Despite its simplicity, CBA performs at least as well as
state-of-the-art approaches at automatically annotating songs and
finding to what songs in a database a given tag most applies.
Finally, we extend the HDP to discover the latent sonic sources (e.g.
bass drums, guitar chords, etc.) that are present in sets of songs and
to allow the isolation or suppression of individual sources. The
ability of our Shift-Invariant HDP (SIHDP) to decide how many latent
sources are necessary to model the data is particularly valuable in
this application, since it is impossible to guess a priori how many
sounds will appear in a given song or set of songs.

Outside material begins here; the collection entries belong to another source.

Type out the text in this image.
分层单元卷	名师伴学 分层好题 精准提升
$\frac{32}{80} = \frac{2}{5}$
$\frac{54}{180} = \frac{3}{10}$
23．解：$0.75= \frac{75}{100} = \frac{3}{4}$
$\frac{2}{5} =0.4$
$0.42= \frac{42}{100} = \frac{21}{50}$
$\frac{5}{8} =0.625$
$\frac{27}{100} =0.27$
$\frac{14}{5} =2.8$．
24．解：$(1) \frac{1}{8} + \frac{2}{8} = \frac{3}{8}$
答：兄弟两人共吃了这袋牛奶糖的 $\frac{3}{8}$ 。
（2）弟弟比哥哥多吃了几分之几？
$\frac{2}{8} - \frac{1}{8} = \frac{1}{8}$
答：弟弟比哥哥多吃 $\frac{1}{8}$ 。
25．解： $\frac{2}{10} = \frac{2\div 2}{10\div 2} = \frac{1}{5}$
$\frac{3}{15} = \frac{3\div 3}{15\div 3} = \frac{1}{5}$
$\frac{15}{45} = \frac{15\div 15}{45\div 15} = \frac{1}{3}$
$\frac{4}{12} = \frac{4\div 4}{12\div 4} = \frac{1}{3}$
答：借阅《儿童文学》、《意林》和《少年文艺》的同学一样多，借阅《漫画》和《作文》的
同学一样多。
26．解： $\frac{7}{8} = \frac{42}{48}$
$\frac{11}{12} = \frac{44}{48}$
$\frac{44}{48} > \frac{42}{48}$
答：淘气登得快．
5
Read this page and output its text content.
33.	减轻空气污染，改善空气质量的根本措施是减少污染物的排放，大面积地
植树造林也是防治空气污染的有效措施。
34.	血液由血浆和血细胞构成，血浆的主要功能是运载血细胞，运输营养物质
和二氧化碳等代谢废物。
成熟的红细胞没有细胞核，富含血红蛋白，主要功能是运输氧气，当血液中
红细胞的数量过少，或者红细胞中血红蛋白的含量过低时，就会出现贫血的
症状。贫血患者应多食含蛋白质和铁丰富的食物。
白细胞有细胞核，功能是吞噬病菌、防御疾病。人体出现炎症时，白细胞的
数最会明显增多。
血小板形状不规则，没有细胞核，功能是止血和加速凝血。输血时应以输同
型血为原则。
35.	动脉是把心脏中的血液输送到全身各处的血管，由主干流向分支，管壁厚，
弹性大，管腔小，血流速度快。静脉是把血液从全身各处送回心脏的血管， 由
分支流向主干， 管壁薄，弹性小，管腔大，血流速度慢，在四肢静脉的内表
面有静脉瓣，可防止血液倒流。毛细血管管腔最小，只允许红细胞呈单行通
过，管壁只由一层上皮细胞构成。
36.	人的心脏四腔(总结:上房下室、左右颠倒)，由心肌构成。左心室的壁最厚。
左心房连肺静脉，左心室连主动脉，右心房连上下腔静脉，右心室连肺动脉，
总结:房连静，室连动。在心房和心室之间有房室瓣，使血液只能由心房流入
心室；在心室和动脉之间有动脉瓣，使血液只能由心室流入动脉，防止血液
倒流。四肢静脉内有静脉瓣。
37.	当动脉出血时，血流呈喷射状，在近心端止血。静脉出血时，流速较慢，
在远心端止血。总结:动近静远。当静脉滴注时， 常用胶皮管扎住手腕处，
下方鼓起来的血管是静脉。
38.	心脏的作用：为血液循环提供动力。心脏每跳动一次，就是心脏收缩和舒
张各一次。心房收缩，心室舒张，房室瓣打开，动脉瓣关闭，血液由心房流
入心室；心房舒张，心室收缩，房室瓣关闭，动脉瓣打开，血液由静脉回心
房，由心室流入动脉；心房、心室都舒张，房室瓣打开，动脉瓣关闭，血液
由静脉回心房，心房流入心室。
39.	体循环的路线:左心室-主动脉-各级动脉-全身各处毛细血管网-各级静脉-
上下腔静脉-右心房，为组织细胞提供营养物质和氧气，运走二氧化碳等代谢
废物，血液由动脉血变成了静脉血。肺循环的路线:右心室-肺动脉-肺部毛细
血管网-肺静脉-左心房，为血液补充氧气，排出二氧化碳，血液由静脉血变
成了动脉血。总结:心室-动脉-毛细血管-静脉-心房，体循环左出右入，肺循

Once they have been fit to data, probabilistic models can also be used
to drive the synthesis of new musical audio, both for creative
purposes and to qualitatively diagnose what information a model does
and does not capture. If our model works on a feature representation
of audio, then we need techniques to produce audio characterized by
arbitrary feature vectors. In order to address this problem, we
develop Feature-Based Synthesis (FBS), a general framework for
automatically finding synthesizer parameters that will reproduce
arbitrary perceptual features. FBS also allows us to create
"non-phonorealistic" renditions of songs that match some but not all
of a song's perceptual characteristics. Along similar lines, we can
adapt the SIHDP model to create new versions of input audio with
arbitrary sample sets, for example, to create a sound file that
matches a song as closely as possible by combining spoken text.